# Import libraries necessary for this project
import numpy as np
import pandas as pd
from IPython.display import display # Allows the use of display() for DataFrames
# Pretty display for notebooks
%matplotlib inline
# Set a random seed
import random
random.seed(42)
# Load the dataset
in_file = 'titanic_data.csv'
full_data = pd.read_csv(in_file)
# Print the first few entries of the RMS Titanic data
display(full_data.head())
# Store the 'Survived' feature in a new variable and remove it from the dataset
outcomes = full_data['Survived']
features_raw = full_data.drop('Survived', axis = 1)

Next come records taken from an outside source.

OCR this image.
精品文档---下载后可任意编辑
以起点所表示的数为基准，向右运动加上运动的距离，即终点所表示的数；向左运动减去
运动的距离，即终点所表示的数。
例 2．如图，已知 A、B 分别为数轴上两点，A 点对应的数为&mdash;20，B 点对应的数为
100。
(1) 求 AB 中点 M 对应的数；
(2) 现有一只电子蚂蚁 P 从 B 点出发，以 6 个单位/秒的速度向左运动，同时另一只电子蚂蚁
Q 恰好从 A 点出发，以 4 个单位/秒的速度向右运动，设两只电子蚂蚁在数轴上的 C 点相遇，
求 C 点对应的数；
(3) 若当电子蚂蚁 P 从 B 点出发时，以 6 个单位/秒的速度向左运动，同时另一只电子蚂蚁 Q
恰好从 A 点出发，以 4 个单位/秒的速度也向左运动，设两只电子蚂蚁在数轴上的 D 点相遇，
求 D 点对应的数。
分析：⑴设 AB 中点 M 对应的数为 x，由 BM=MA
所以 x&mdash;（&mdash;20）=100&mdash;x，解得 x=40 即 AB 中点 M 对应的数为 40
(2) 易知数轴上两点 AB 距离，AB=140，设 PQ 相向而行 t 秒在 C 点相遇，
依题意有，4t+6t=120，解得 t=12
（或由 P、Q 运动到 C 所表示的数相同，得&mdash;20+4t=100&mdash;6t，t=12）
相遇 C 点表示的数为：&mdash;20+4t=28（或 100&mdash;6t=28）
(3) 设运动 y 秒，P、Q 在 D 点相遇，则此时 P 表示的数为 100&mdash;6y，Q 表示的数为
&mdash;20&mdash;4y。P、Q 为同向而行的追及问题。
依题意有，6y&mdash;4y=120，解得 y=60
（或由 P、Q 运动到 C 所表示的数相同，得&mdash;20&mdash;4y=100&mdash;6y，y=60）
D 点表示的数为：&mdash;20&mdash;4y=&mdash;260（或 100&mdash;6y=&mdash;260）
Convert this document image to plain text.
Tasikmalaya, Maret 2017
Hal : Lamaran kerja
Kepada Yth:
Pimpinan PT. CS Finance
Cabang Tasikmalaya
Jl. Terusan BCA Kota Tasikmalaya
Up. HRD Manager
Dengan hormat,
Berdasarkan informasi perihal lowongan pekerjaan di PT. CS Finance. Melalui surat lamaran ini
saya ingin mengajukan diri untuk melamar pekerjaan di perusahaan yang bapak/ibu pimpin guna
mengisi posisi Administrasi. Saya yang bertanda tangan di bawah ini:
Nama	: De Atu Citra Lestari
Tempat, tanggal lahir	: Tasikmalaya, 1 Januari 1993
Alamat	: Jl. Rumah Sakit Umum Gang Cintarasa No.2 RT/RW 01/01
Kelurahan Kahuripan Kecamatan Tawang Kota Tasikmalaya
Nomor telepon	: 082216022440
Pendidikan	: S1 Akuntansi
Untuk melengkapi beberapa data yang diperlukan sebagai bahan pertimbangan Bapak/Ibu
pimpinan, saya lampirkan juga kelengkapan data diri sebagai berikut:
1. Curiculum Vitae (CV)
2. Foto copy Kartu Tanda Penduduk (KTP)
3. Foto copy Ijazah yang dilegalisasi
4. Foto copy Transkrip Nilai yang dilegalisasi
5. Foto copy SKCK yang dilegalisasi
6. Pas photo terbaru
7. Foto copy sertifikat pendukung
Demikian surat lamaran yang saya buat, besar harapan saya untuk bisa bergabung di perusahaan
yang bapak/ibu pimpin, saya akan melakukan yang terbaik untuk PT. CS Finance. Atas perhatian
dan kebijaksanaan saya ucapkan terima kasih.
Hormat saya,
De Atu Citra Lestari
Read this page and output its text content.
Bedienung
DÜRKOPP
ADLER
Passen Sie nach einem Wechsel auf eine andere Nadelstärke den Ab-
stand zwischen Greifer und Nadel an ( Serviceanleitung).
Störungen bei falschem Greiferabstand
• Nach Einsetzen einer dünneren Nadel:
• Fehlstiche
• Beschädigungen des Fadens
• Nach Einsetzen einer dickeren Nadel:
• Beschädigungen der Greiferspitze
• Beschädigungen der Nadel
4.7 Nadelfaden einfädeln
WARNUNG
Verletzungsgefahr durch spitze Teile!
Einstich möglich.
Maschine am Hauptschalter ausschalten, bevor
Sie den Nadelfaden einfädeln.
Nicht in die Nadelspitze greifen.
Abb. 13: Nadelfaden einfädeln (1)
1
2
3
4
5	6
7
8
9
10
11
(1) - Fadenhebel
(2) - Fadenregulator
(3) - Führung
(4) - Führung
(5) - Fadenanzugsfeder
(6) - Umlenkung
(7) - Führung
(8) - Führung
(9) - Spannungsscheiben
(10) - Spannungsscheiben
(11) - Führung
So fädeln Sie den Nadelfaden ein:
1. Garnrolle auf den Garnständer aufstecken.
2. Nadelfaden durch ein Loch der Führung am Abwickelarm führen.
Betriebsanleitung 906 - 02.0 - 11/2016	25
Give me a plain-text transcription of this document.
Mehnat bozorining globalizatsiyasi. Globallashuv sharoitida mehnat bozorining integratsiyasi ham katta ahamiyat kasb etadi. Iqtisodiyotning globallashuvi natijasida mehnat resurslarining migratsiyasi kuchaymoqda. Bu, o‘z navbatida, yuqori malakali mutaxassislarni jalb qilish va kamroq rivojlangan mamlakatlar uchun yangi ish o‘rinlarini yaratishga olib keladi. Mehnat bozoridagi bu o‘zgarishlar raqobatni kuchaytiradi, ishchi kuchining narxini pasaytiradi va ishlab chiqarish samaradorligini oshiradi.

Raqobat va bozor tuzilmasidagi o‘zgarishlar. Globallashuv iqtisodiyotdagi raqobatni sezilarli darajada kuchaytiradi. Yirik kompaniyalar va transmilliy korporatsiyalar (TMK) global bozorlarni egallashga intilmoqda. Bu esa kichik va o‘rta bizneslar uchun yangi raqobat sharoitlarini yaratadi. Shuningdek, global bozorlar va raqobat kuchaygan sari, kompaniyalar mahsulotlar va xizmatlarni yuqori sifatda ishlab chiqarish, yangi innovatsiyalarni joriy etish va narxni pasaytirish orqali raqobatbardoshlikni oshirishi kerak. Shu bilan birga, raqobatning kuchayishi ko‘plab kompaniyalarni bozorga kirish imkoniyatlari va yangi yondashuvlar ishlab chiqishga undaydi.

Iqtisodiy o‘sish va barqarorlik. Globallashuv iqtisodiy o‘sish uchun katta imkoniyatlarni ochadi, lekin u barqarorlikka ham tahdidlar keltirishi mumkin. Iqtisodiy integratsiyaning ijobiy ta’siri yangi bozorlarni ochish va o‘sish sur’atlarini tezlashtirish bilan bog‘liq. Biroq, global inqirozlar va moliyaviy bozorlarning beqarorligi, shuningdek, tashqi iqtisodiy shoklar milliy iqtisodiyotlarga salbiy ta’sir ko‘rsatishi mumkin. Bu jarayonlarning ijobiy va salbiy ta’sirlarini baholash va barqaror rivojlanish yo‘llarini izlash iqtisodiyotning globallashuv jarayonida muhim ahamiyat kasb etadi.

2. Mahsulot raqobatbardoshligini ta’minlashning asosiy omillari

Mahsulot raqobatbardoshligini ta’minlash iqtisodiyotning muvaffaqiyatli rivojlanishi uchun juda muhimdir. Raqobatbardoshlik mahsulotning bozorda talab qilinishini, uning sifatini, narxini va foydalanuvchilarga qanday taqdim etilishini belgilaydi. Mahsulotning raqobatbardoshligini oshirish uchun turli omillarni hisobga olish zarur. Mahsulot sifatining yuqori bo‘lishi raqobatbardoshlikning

# Show the new dataset with 'Survived' removed
display(features_raw.head())
features = pd.get_dummies(features_raw)
features = features.fillna(0.0)
display(features.head())
from sklearn.model_selection import train_test_split
X_train, X_test, y_train, y_test = train_test_split(features, outcomes, test_size=0.2, random_state=42)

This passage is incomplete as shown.